5.O LANÇAMENTO COMO ATIVIDADE VINCULADA

O lançamento é uma atividade vinculada e obrigatória, diz o Código Tributário Nacional no seu art. 142, parágrafo único. [03] Tratando de atos vinculados e discricionários, Celso Antônio Bandeira de Mello assim os distingue:

Atos vinculados seriam aqueles em que, por existir prévia e objetiva tipificação legal do único possível comportamento da Administração em face de situação igualmente prevista em termos de objetividade absoluta, a Administração, ao expedi-los, não interfere com apreciação subjetiva alguma.

Atos ‘discricionários’, pelo contrário, seriam os que a Administração pratica com certa margem de liberdade de avaliação ou decisão segundo critérios de conveniência e oportunidade formulados por ela mesma, ainda que adstrita à lei reguladora de expedição deles.

A diferença nuclear entre ambos residiria em que nos primeiros a Administração não dispõe de liberdade alguma, posto que a lei já regulou antecipadamente em todos os aspectos o comportamento a ser adotado, enquanto nos segundos a disciplina legal deixa ao administrador certa liberdade para decidir-se em face das circunstâncias concretas do caso, impondo-lhe e simultaneamente facultando-lhe a utilização de critérios próprios para avaliar ou decidir quanto ao que lhe pareça ser o melhor meio de satisfazer o interesse público que a norma legal visa a realizar (MELLO, 1998, pp. 265-266).

Destaca, pois, Alberto Xavier (1998, p. 206) que se no Direito Administrativo há uma repartição entre o que é atividade vinculada e atividade discricionária, preponderando a última, uma vez que o legislador não pode prever todas as situações possíveis, no Direito Tributário, os ideais de segurança, conduziram-no a uma estreita aderência ao texto legal.

No lançamento, afirma Marcos Donizeti Sampar (2000, p. 60), devem ser observadas certas normas estabelecidas na legislação, quer em relação à modalidade a ser adotada, quer quanto ao momento de sua realização, não cabendo à autoridade administrativa qualquer juízo sobre sua oportunidade e conveniência. Por isso, não pode a Fazenda Pública efetuar o lançamento de ofício sem que se verifique as hipóteses em que a lei determina que pode e deve ser realizado. Do mesmo modo, não poderá proceder ao lançamento de ofício em substituição ao lançamento por homologação sem antes verificar a hipótese que autoriza tal atividade, prevista no art. 149, inciso V.
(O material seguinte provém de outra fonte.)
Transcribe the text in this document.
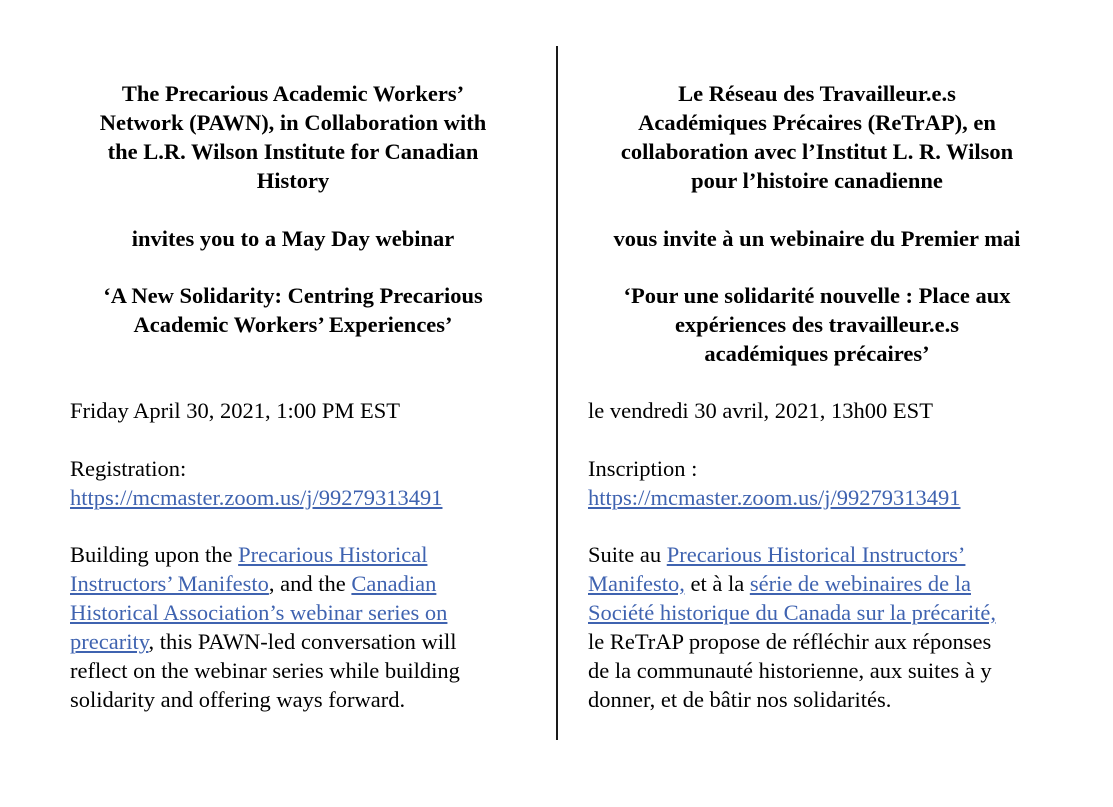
The Precarious Academic Workers’
Network (PAWN), in Collaboration with
the L.R. Wilson Institute for Canadian
History
invites you to a May Day webinar
‘A New Solidarity: Centring Precarious
Academic Workers’ Experiences’
Friday April 30, 2021, 1:00 PM EST
Registration:
https://mcmaster.zoom.us/j/99279313491
Building upon the Precarious Historical
Instructors’ Manifesto, and the Canadian
Historical Association’s webinar series on
precarity, this PAWN-led conversation will
reflect on the webinar series while building
solidarity and offering ways forward.
Le Réseau des Travailleur.e.s
Académiques Précaires (ReTrAP), en
collaboration avec l’Institut L. R. Wilson
pour l’histoire canadienne
vous invite à un webinaire du Premier mai
‘Pour une solidarité nouvelle : Place aux
expériences des travailleur.e.s
académiques précaires’
le vendredi 30 avril, 2021, 13h00 EST
Inscription :
https://mcmaster.zoom.us/j/99279313491
Suite au Precarious Historical Instructors’
Manifesto, et à la série de webinaires de la
Société historique du Canada sur la précarité,
le ReTrAP propose de réfléchir aux réponses
de la communauté historienne, aux suites à y
donner, et de bâtir nos solidarités.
Quando a lei atribui ao contribuinte o dever de apurar e efetuar o pagamento do tributo, sem qualquer providência anterior da Fazenda Pública (lançamento por homologação) e, para tanto, lhe concede um prazo determinado para cumprir a obrigação, como ocorre na prática, nada se poderá fazer senão aguardar o decurso desse prazo para, só então, verificar se houve omissão ou inexatidão do pagamento. A partir de então, o sujeito ativo poderá (e deverá) realizar o lançamento de ofício para cobrar o montante do tributo ou a diferença apurada. É a hipótese prevista no art. 149, inciso V, do Código Tributário Nacional (SAMPAR, 2000, p. 58).

Nesse sentido, Hugo de Brito Machado afiança:

Nos casos em que a lei impõe ao contribuinte o dever de pagar o tributo antes do lançamento, a autoridade administrativa só pode tomar a iniciativa de lançar depois de terminado o prazo que a lei confere ao contribuinte para fazer, por sua própria iniciativa, o pagamento (MACHADO, 2000, p. 47).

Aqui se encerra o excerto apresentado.